Co tam słychać u Was? Bo u nas małymi kroczkami do przodu :)
Wiecie, ostatnio być może za bardzo się nie rozpisałem, ale tak to już jest, jak robi się coś w biegu. Teraz mam trochę więcej czasu i wydaje mi się, ze wplotę w mój wpis coś tam ciekawego :)
Zacznę trochę od naszej gry i sytuacji w drużynie. Wiecie, cieszy nas to, że idziemy naprawdę w dobrym kierunku.
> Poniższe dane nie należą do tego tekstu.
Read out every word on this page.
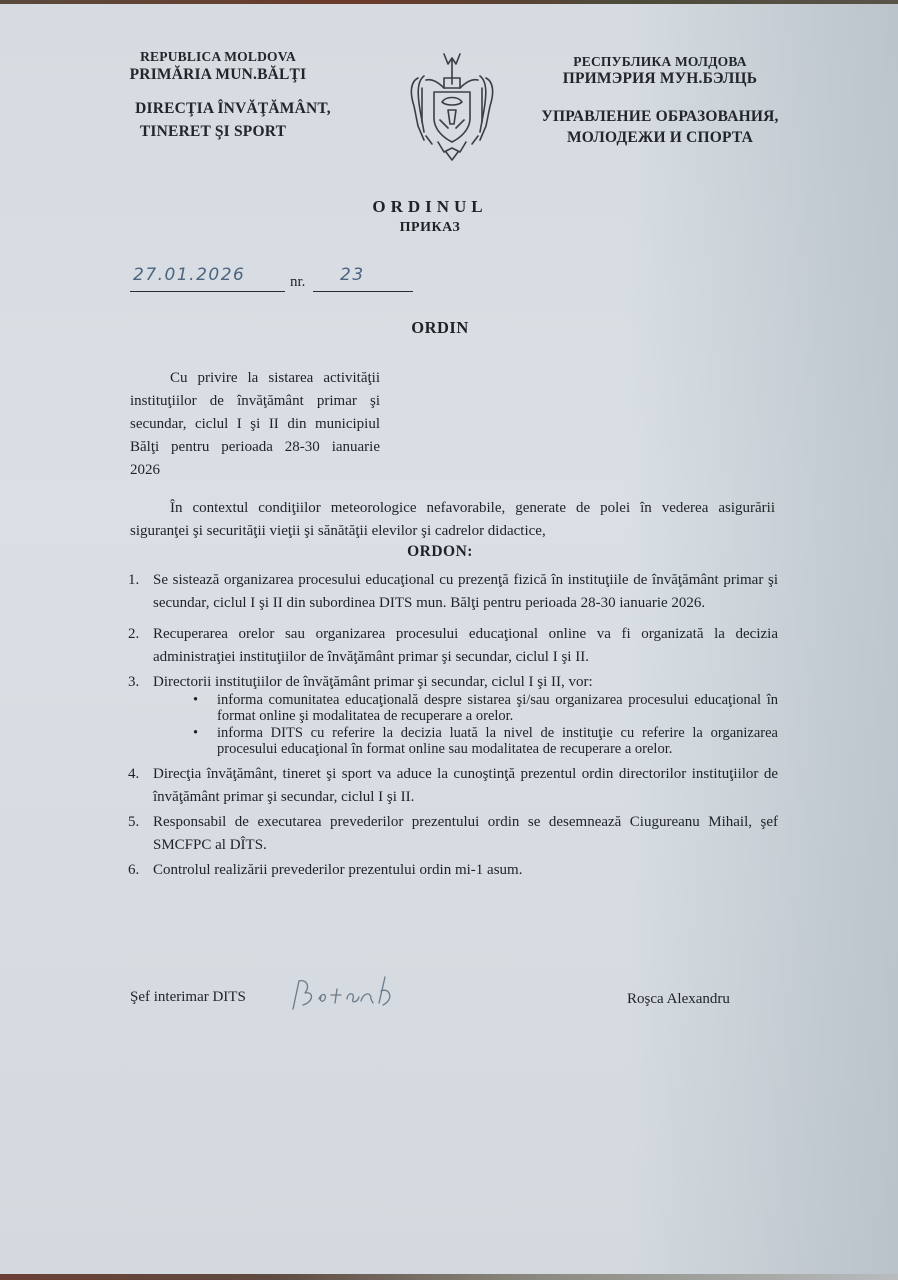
REPUBLICA MOLDOVA
PRIMĂRIA MUN.BĂLŢI
DIRECŢIA ÎNVĂŢĂMÂNT,
TINERET ŞI SPORT
РЕСПУБЛИКА МОЛДОВА
ПРИМЭРИЯ МУН.БЭЛЦЬ
УПРАВЛЕНИЕ ОБРАЗОВАНИЯ,
МОЛОДЕЖИ И СПОРТА
ORDINUL
ПРИКАЗ
27.01.2026	nr. 23
ORDIN
Cu privire la sistarea activităţii instituţiilor de învăţământ primar şi secundar, ciclul I şi II din municipiul Bălţi pentru perioada 28-30 ianuarie 2026
În contextul condiţiilor meteorologice nefavorabile, generate de polei în vederea asigurării siguranţei şi securităţii vieţii şi sănătăţii elevilor şi cadrelor didactice,
ORDON:
1. Se sistează organizarea procesului educaţional cu prezenţă fizică în instituţiile de învăţământ primar şi secundar, ciclul I şi II din subordinea DITS mun. Bălţi pentru perioada 28-30 ianuarie 2026.
2. Recuperarea orelor sau organizarea procesului educaţional online va fi organizată la decizia administraţiei instituţiilor de învăţământ primar şi secundar, ciclul I şi II.
3. Directorii instituţiilor de învăţământ primar şi secundar, ciclul I şi II, vor:
• informa comunitatea educaţională despre sistarea şi/sau organizarea procesului educaţional în format online şi modalitatea de recuperare a orelor.
• informa DITS cu referire la decizia luată la nivel de instituţie cu referire la organizarea procesului educaţional în format online sau modalitatea de recuperare a orelor.
4. Direcţia învăţământ, tineret şi sport va aduce la cunoştinţă prezentul ordin directorilor instituţiilor de învăţământ primar şi secundar, ciclul I şi II.
5. Responsabil de executarea prevederilor prezentului ordin se desemnează Ciugureanu Mihail, şef SMCFPC al DÎTS.
6. Controlul realizării prevederilor prezentului ordin mi-1 asum.
Şef interimar DITS	Roşca Alexandru
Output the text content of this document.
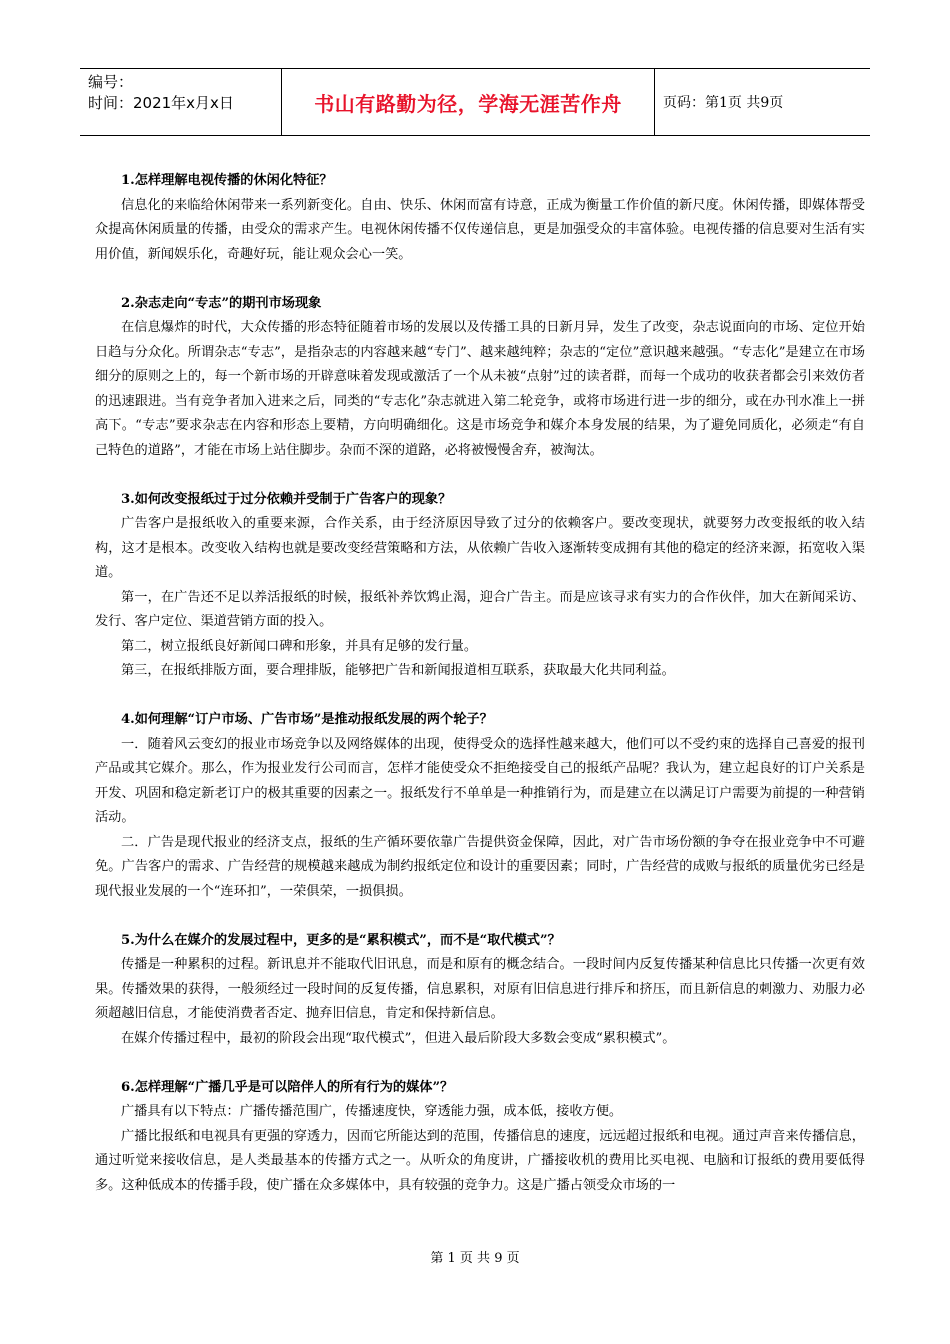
编号：
时间：2021年x月x日	书山有路勤为径，学海无涯苦作舟	页码：第1页 共9页
1.怎样理解电视传播的休闲化特征？
信息化的来临给休闲带来一系列新变化。自由、快乐、休闲而富有诗意，正成为衡量工作价值的新尺度。休闲传播，即媒体帮受众提高休闲质量的传播，由受众的需求产生。电视休闲传播不仅传递信息，更是加强受众的丰富体验。电视传播的信息要对生活有实用价值，新闻娱乐化，奇趣好玩，能让观众会心一笑。
2.杂志走向“专志”的期刊市场现象
在信息爆炸的时代，大众传播的形态特征随着市场的发展以及传播工具的日新月异，发生了改变，杂志说面向的市场、定位开始日趋与分众化。所谓杂志“专志”，是指杂志的内容越来越“专门”、越来越纯粹；杂志的“定位”意识越来越强。“专志化”是建立在市场细分的原则之上的，每一个新市场的开辟意味着发现或激活了一个从未被“点射”过的读者群，而每一个成功的收获者都会引来效仿者的迅速跟进。当有竞争者加入进来之后，同类的“专志化”杂志就进入第二轮竞争，或将市场进行进一步的细分，或在办刊水准上一拼高下。“专志”要求杂志在内容和形态上要精，方向明确细化。这是市场竞争和媒介本身发展的结果，为了避免同质化，必须走“有自己特色的道路”，才能在市场上站住脚步。杂而不深的道路，必将被慢慢舍弃，被淘汰。
3.如何改变报纸过于过分依赖并受制于广告客户的现象？
广告客户是报纸收入的重要来源，合作关系，由于经济原因导致了过分的依赖客户。要改变现状，就要努力改变报纸的收入结构，这才是根本。改变收入结构也就是要改变经营策略和方法，从依赖广告收入逐渐转变成拥有其他的稳定的经济来源，拓宽收入渠道。
第一，在广告还不足以养活报纸的时候，报纸补养饮鸩止渴，迎合广告主。而是应该寻求有实力的合作伙伴，加大在新闻采访、发行、客户定位、渠道营销方面的投入。
第二，树立报纸良好新闻口碑和形象，并具有足够的发行量。
第三，在报纸排版方面，要合理排版，能够把广告和新闻报道相互联系，获取最大化共同利益。
4.如何理解“订户市场、广告市场”是推动报纸发展的两个轮子？
一．随着风云变幻的报业市场竞争以及网络媒体的出现，使得受众的选择性越来越大，他们可以不受约束的选择自己喜爱的报刊产品或其它媒介。那么，作为报业发行公司而言，怎样才能使受众不拒绝接受自己的报纸产品呢？我认为，建立起良好的订户关系是开发、巩固和稳定新老订户的极其重要的因素之一。报纸发行不单单是一种推销行为，而是建立在以满足订户需要为前提的一种营销活动。
二．广告是现代报业的经济支点，报纸的生产循环要依靠广告提供资金保障，因此，对广告市场份额的争夺在报业竞争中不可避免。广告客户的需求、广告经营的规模越来越成为制约报纸定位和设计的重要因素；同时，广告经营的成败与报纸的质量优劣已经是现代报业发展的一个“连环扣”，一荣俱荣，一损俱损。
5.为什么在媒介的发展过程中，更多的是“累积模式”，而不是“取代模式”？
传播是一种累积的过程。新讯息并不能取代旧讯息，而是和原有的概念结合。一段时间内反复传播某种信息比只传播一次更有效果。传播效果的获得，一般须经过一段时间的反复传播，信息累积，对原有旧信息进行排斥和挤压，而且新信息的刺激力、劝服力必须超越旧信息，才能使消费者否定、抛弃旧信息，肯定和保持新信息。
在媒介传播过程中，最初的阶段会出现“取代模式”，但进入最后阶段大多数会变成“累积模式”。
6.怎样理解“广播几乎是可以陪伴人的所有行为的媒体”？
广播具有以下特点：广播传播范围广，传播速度快，穿透能力强，成本低，接收方便。
广播比报纸和电视具有更强的穿透力，因而它所能达到的范围，传播信息的速度，远远超过报纸和电视。通过声音来传播信息，通过听觉来接收信息，是人类最基本的传播方式之一。从听众的角度讲，广播接收机的费用比买电视、电脑和订报纸的费用要低得多。这种低成本的传播手段，使广播在众多媒体中，具有较强的竞争力。这是广播占领受众市场的一
第 1 页 共 9 页
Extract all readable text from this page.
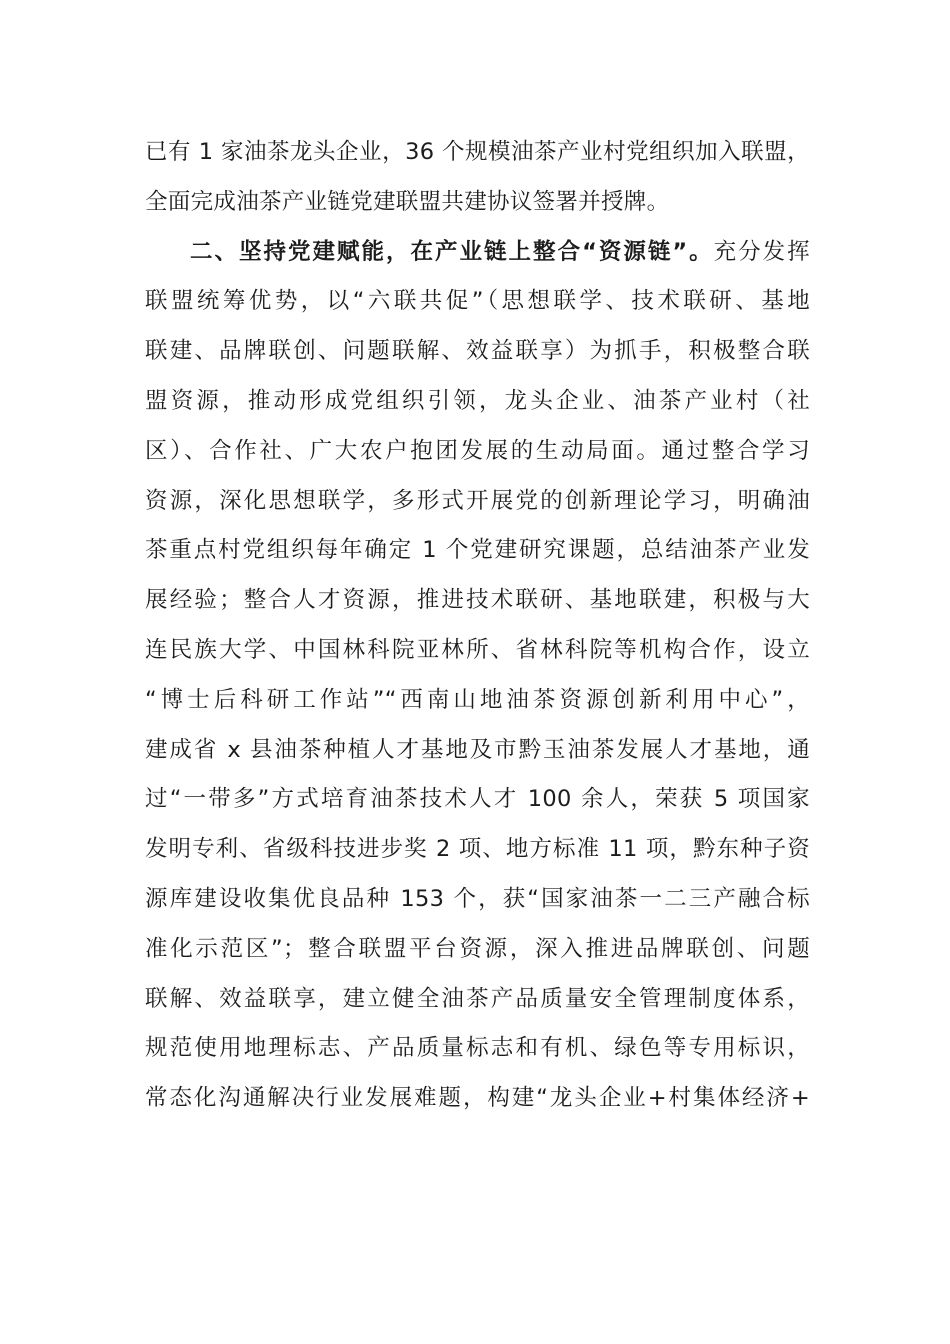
已有 1 家油茶龙头企业，36 个规模油茶产业村党组织加入联盟，
全面完成油茶产业链党建联盟共建协议签署并授牌。
二、坚持党建赋能，在产业链上整合“资源链”。充分发挥
联盟统筹优势，以“六联共促”（思想联学、技术联研、基地
联建、品牌联创、问题联解、效益联享）为抓手，积极整合联
盟资源，推动形成党组织引领，龙头企业、油茶产业村（社
区）、合作社、广大农户抱团发展的生动局面。通过整合学习
资源，深化思想联学，多形式开展党的创新理论学习，明确油
茶重点村党组织每年确定 1 个党建研究课题，总结油茶产业发
展经验；整合人才资源，推进技术联研、基地联建，积极与大
连民族大学、中国林科院亚林所、省林科院等机构合作，设立
“博士后科研工作站”“西南山地油茶资源创新利用中心”，
建成省 x 县油茶种植人才基地及市黔玉油茶发展人才基地，通
过“一带多”方式培育油茶技术人才 100 余人，荣获 5 项国家
发明专利、省级科技进步奖 2 项、地方标准 11 项，黔东种子资
源库建设收集优良品种 153 个，获“国家油茶一二三产融合标
准化示范区”；整合联盟平台资源，深入推进品牌联创、问题
联解、效益联享，建立健全油茶产品质量安全管理制度体系，
规范使用地理标志、产品质量标志和有机、绿色等专用标识，
常态化沟通解决行业发展难题，构建“龙头企业+村集体经济+
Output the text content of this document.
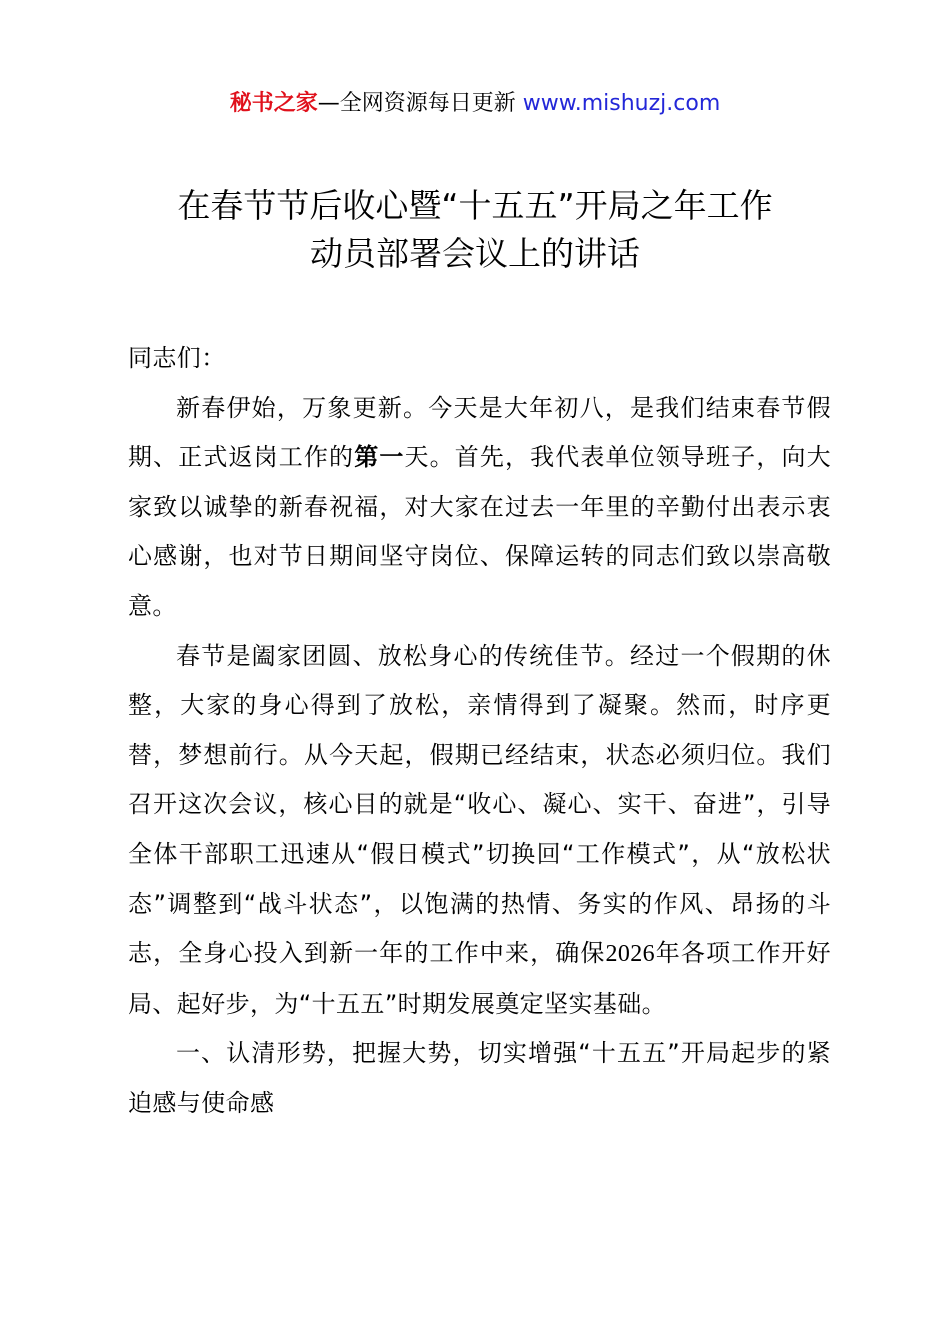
秘书之家—全网资源每日更新 www.mishuzj.com
在春节节后收心暨“十五五”开局之年工作
动员部署会议上的讲话

同志们：

新春伊始，万象更新。今天是大年初八，是我们结束春节假期、正式返岗工作的第一天。首先，我代表单位领导班子，向大家致以诚挚的新春祝福，对大家在过去一年里的辛勤付出表示衷心感谢，也对节日期间坚守岗位、保障运转的同志们致以崇高敬意。

春节是阖家团圆、放松身心的传统佳节。经过一个假期的休整，大家的身心得到了放松，亲情得到了凝聚。然而，时序更替，梦想前行。从今天起，假期已经结束，状态必须归位。我们召开这次会议，核心目的就是“收心、凝心、实干、奋进”，引导全体干部职工迅速从“假日模式”切换回“工作模式”，从“放松状态”调整到“战斗状态”，以饱满的热情、务实的作风、昂扬的斗志，全身心投入到新一年的工作中来，确保2026年各项工作开好局、起好步，为“十五五”时期发展奠定坚实基础。

一、认清形势，把握大势，切实增强“十五五”开局起步的紧迫感与使命感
Zostało nam naprawdę mało czasu, aby zakwalifikować się do play-offów, ale jak będziemy grać na takim poziomie jak chociażby w pierwszym secie w meczu ze Skrą Bełchatów, to jestem spokojny o to, że znajdziemy się w najlepszej ósemce zespołów z PlusLigi. Wcześniej pisałem do Was, gdy byliśmy w ciągłej podróży. Ostatni tydzień również mieliśmy cały poza domem. Odwiedziliśmy w środę Bielsko, a następnie w sobotę graliśmy w Bełchatowie. Trochę dziwnie się to wszystko poukładało. Mam wrażenie, że wszystkie mecze, które gramy w drugiej rundzie są poza naszą Łuczniczką :) tak rzadko się tam pojawiamy :P no ale tak to już jest. W pierwszej rundzie graliśmy u siebie, więc rewanże trzeba rozegrać na terenie rywala. Mecz w Bielsku graliśmy cały czas równo, przez wszystkie trzy sety. Wystrzegaliśmy się prostych błędów i wygraliśmy pewnie to spotkanie. I oczywiście jak obiecałem, że będę bardziej skrupulatny, więc poniżej przedstawiam Wam galerię z wyjazdu :)
Po meczu w Bielsku zostaliśmy w hotelu Beskidy, który jest na końcu całego miasta i wokół nic nie ma :P aby kolejnego dnia potrenować i w piątek wyruszyć do Bełchatowa. Spotkanie z PGE otworzyliśmy bardzo dobrze. Uważam, że świetnie trzymaliśmy się przez cały set i gdyby nie sytuacja kontrowersyjna sędziów wydaje się, że wynik w pierwszym secie mógłby się przechylić na naszą korzyść. Jednak stało się tak, a nie inaczej i nie będziemy gdybać. W kolejnych setach jednak nie potrafiliśmy utrzymać takiego poziomu. Wydawało się, że zrobiliśmy krok w tył, a w trzecim secie kolejny. Pytanie Trenera, które zadał nam po meczu i można powiedzieć nawet, że rzucił wyzwanie: Jak możemy utrzymać taki poziom gry, jak w pierwszym secie z Bełchatowem przez pięć setów? Wydaje się, że odpowiedź jest prosta. Trzeba na każdym treningu utrzymywać taki poziom, a potem przełożyć to tylko na naszą grę. Odpowiedź prosta, jednak zawsze łatwo jest mówić, a mimo wszystko trudniej jest wykonać.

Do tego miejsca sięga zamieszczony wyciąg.